After working for a time at Cal Poly Pomona’s Foundation office, she joined the Teacher Education Department of the Claremont Graduate University. Her job was to ensure that the school’s aspiring teachers had everything in order for their teaching credentials. Many of her students continued to keep in touch long after they had embarked on their teaching careers. After her retirement at age 74, Ms. Geddes Dukes continued to work part-time at CGU until she was 82, when she suffered a stroke.

While she was married, Ms. Geddes Dukes acted the part of the doctor’s wife, entertaining extensively at the family home. Her single life was dramatically different.

“She almost had 2 lives,” her son Robert shared. “After she and my father divorced, my mother came to the conclusion that she probably shouldn’t be married. She liked being with herself and being her own person. She was quite an individualist.”

Ms. Geddes Dukes produced a series of audiotapes covering the history of the pyramids and the Nile Valley.  She traveled extensively throughout Egypt, Europe, England and Russia. Her daughter, who worked in Saudi Arabia for many years, often joined Ms. Geddes Dukes in her travels. They would meet in London before departing on their adventures.
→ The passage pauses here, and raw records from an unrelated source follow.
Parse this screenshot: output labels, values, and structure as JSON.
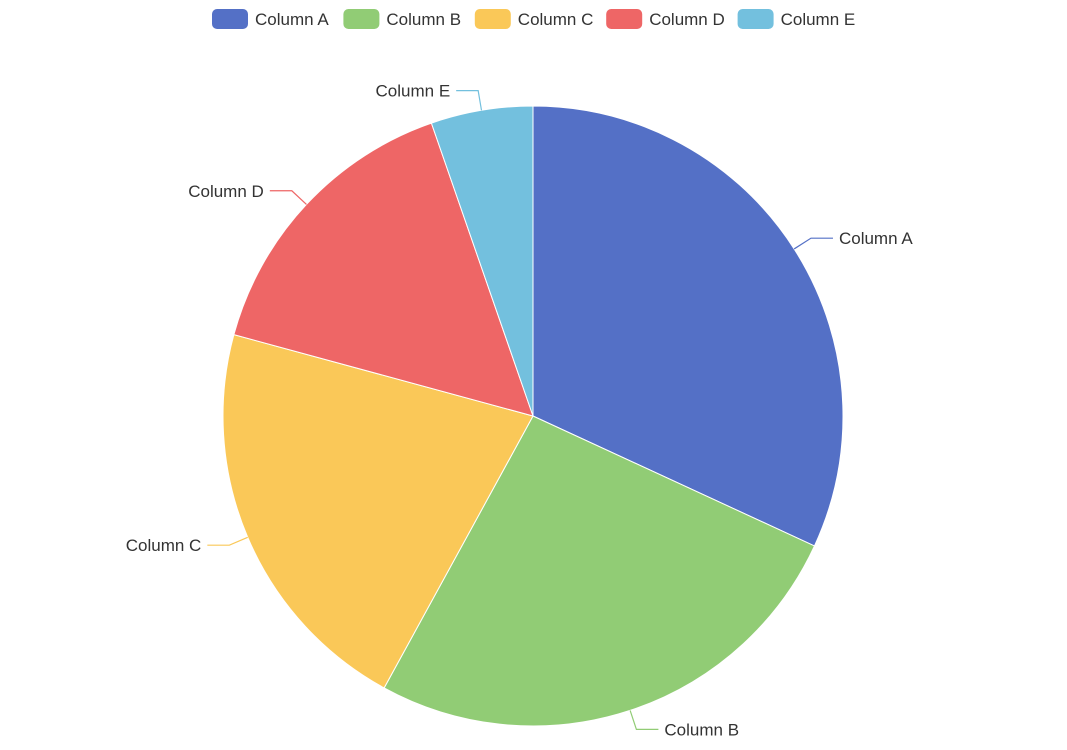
{
  "chart_data": {
    "type": "pie",
    "title": "",
    "categories": [
      "Column A",
      "Column B",
      "Column C",
      "Column D",
      "Column E"
    ],
    "values": [
      33,
      27,
      22,
      16,
      5.5
    ],
    "colors": [
      "#5470c6",
      "#91cc75",
      "#fac858",
      "#ee6666",
      "#73c0de"
    ],
    "legend": {
      "position": "top-center",
      "entries": [
        "Column A",
        "Column B",
        "Column C",
        "Column D",
        "Column E"
      ]
    },
    "slice_labels": [
      "Column A",
      "Column B",
      "Column C",
      "Column D",
      "Column E"
    ]
  }
}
Ms. Geddes Dukes is survived by her son, Robert Dukes, and his wife Mary of Claremont; by her daughter, Nancy Dukes, of Pomona; by her son, David Dukes, and his wife Lola of Upland; by her 5 grandchildren, Jennifer Gomez, Lauren Dukes, Audrey Dukes, Allison Dukes and Daniel Dukes; and by her great-grandson, Liam Gomez.

The graveside service at Pomona Valley Memorial Park will be private per her wishes. In lieu of flowers, the family requests that memorial donations be made to VNA Hospice & Palliative Care of Southern California, 150 West First St, Suite 270, Claremont, CA 91711.